Só se alcança essas regiões a sós, como os grandes compositores, pintores, poetas e cineastas. Quando levaram essa profundidade para o deleite da indústria cultural, foi quando esta pensava dominá-los e não ser dominada por eles, como de fato acontecia. O exemplo máximo disso é Nana interpretando “Resposta ao tempo” (Cristovão Bastos e Aldir Blanc) na abertura da série Hilda Furacão, da Rede Globo.

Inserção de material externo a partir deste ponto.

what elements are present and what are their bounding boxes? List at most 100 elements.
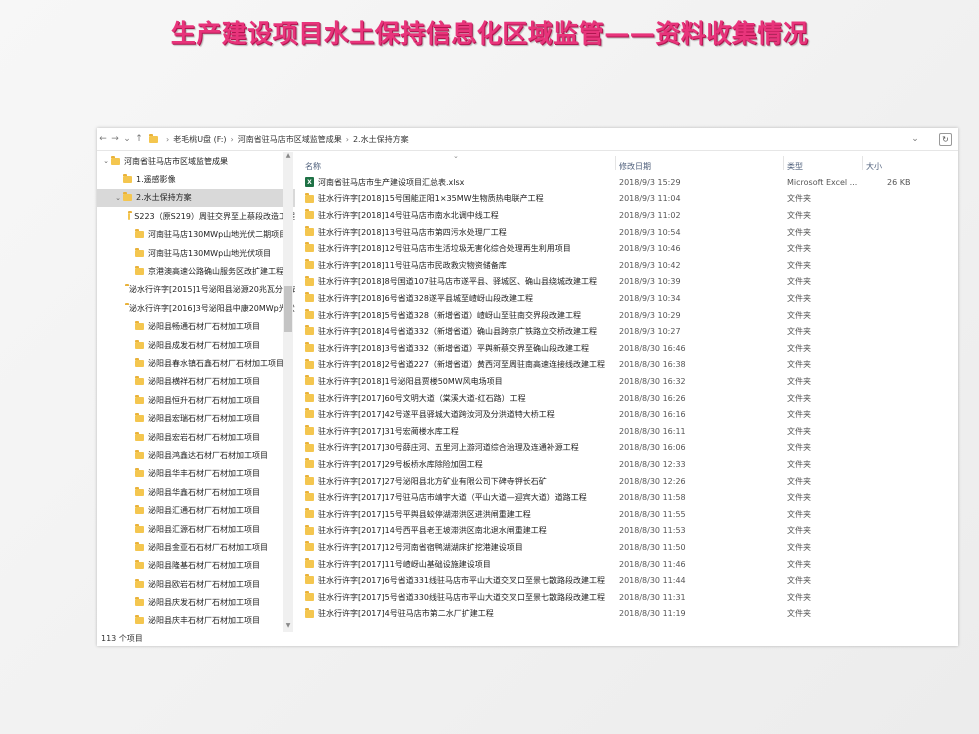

O fato de Nana Caymmi compartilhar essa descida ao absoluto fazia parte da sua generosidade. Ela desceu ao que há de mais essencial no sentimento do mundo e nos convidou a vida inteira a acompanha-la. Muitos a seguiam, muitos não foram capazes. Muitos seguirão ouvindo sua voz no acolhimento e no frio das suas vidas, outros seguirão achando que o mundo é apenas o sol da felicidade, mantendo um véu sobre a finitude.
Com isso não digo que Nana Caymmi fosse sombria, mas jamais temeu as canções que expressavam dores universais. Podia ser noturna e solar na mesma intensidade. Eis seu grande legado para as novas cantoras; não temam a dor e a morte, envelheçam o quanto antes. A coragem do trágico colocou Nana no panteão de grandes artistas do mundo. De onde jamais sairá.
*Henry Burnett é compositor e professor titular de filosofia na Unifesp. Autor, entre outros livros, de Música só: uma travessia filosófica entre a Europa e o Brasil (Edusp).